5

I'm trying to highlight markdown code, but am running into this weird behavior of the .NET regex multiline option.

The following expression: ^(#+).+$ works fine on any online regex testing tool:

enter image description here

But it refuses to work with .net:

enter image description here

It doesn't seem to take into account the $ tag, and just highlights everything until the end of the string, no matter what. This is my C#

RegExpression = new Regex(@"^(#+).+$", RegexOptions.Multiline)

What am I missing?

user2950509
  • 902
  • 1
  • 13
  • 30

2 Answers2

6

It is clear your text contains a linebreak other than LF. In .NET regex, a dot matches any char but LF (a newline char, \n).
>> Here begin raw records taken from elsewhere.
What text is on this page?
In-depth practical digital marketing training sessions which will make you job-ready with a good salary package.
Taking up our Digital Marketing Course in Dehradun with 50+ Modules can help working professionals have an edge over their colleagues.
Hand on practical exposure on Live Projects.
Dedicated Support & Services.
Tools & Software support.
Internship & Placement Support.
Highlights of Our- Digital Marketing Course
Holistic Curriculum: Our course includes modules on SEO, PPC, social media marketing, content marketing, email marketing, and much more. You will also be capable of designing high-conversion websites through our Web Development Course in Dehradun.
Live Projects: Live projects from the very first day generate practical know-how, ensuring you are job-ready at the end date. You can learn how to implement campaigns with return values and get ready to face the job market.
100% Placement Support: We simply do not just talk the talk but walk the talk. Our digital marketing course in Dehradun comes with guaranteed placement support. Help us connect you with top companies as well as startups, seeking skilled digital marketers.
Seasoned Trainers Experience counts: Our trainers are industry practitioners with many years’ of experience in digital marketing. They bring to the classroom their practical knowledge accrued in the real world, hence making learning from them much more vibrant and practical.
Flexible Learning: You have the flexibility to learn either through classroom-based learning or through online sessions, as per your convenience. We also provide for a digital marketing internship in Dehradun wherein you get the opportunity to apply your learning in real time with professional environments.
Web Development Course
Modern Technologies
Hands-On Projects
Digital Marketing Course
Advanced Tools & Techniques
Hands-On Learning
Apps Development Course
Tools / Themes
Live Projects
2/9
See Multiline Mode MSDN regex reference

By default, $ matches only the end of the input string. If you specify the RegexOptions.Multiline option, it matches either the newline character (\n) or the end of the input string. It does not, however, match the carriage return/line feed character combination. To successfully match them, use the subexpression \r?$ instead of just $.

So, use

@"^(#+).+?\r?$"

The .+?\r?$ will match lazily any one or more chars other than LF up to the first CR (that is optional) right before a newline.

Or just use a negated character class:

@"^(#+)[^\r\n]+"

The [^\r\n]+ will match one or more chars other than CR/LF.

Wiktor Stribiżew
  • 484,719
  • 26
  • 302
  • 397
0

What you have is good. The only thing you're missing is that . doesn't match newline characters, even with the multiline option. You can get around this in two different ways.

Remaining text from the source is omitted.